Дреевская модель объяснения обладает сходством с традиционными идеями о методологической роли вчувствования и понимания. Хотя концепцию Дрея невозможно поместить в русло современной континентальной философии наук о духе, зато можно проследить интересную связь его идей с гегелевской традицией, представленной Коллингвудом (и Оукшоттом)[73].
В том же году, что и книга Дрея, вышла работа Э. Энскомб "Интенция". Благодаря этой работе центральное место в последующей дискуссии по философии действия среди аналитических философов заняло понятие интенциональности[74]. Несмотря на то, что в книге Энскомб проблемы теории действия непосредственно не затрагиваются, две ее идеи оказались важными для этой области.

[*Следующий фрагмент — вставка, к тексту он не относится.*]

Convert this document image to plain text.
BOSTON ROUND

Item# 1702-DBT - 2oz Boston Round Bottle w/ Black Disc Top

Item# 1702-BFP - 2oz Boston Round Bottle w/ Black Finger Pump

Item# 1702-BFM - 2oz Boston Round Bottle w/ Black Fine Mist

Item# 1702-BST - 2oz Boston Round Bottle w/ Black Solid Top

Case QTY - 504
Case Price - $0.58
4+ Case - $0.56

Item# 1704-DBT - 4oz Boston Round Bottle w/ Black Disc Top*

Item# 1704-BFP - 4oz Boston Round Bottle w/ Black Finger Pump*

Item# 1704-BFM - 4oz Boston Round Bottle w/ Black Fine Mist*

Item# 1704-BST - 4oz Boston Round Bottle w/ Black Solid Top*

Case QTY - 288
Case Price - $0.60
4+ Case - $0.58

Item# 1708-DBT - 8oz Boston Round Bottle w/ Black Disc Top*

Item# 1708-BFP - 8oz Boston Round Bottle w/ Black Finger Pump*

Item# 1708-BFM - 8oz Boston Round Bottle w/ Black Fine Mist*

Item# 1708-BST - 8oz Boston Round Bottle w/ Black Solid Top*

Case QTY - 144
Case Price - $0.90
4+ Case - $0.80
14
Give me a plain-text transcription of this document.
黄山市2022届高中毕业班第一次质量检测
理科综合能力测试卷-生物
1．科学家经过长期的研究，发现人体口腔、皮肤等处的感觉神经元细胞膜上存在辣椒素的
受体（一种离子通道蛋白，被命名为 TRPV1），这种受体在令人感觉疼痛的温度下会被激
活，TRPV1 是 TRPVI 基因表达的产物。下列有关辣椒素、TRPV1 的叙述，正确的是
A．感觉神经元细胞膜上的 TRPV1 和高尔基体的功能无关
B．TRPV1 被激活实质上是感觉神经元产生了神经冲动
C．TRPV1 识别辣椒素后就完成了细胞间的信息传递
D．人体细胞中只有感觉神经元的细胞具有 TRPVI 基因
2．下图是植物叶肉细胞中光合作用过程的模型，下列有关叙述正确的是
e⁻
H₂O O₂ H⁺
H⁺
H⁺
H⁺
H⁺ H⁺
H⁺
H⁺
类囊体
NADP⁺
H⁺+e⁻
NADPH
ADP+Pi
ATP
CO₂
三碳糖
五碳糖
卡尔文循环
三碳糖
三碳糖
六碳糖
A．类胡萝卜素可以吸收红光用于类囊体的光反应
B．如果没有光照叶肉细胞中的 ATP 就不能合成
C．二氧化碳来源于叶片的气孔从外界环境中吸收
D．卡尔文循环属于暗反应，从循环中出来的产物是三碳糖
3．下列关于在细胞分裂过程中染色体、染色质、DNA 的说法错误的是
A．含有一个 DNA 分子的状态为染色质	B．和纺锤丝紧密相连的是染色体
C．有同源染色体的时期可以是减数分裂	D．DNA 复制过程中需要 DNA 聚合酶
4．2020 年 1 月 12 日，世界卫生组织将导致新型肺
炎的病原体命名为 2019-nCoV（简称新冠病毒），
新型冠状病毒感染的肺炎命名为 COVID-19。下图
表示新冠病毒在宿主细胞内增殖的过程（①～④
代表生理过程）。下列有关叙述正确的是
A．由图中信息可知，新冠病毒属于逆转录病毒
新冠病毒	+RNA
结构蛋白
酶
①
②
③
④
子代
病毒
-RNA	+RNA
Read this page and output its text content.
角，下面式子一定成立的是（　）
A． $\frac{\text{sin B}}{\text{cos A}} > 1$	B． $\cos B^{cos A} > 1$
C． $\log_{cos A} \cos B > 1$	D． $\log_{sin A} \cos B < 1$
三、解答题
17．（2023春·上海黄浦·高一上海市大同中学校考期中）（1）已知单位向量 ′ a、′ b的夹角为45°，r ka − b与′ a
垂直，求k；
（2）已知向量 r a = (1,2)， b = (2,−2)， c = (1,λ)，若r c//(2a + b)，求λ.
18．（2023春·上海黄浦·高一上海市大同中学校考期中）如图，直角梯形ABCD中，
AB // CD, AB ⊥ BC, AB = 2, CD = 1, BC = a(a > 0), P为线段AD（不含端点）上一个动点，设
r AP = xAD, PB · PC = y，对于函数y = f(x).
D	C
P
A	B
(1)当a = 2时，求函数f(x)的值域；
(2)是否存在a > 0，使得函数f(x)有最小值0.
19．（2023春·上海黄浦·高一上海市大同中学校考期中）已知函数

Первая состоит в наблюдении, что поведение, интенциональное при одном его описании, не обязательно будет интенциональным при другом. Тем самым для объяснения некоторого образца поведения приобретает значение то, как оно описано, т. е. как оно понято в качестве действия. Здесь отражается концептуальная значимость различия между объяснением и пониманием (ср. ниже, гл. III, разд. 2, и гл. IV, разд. 1).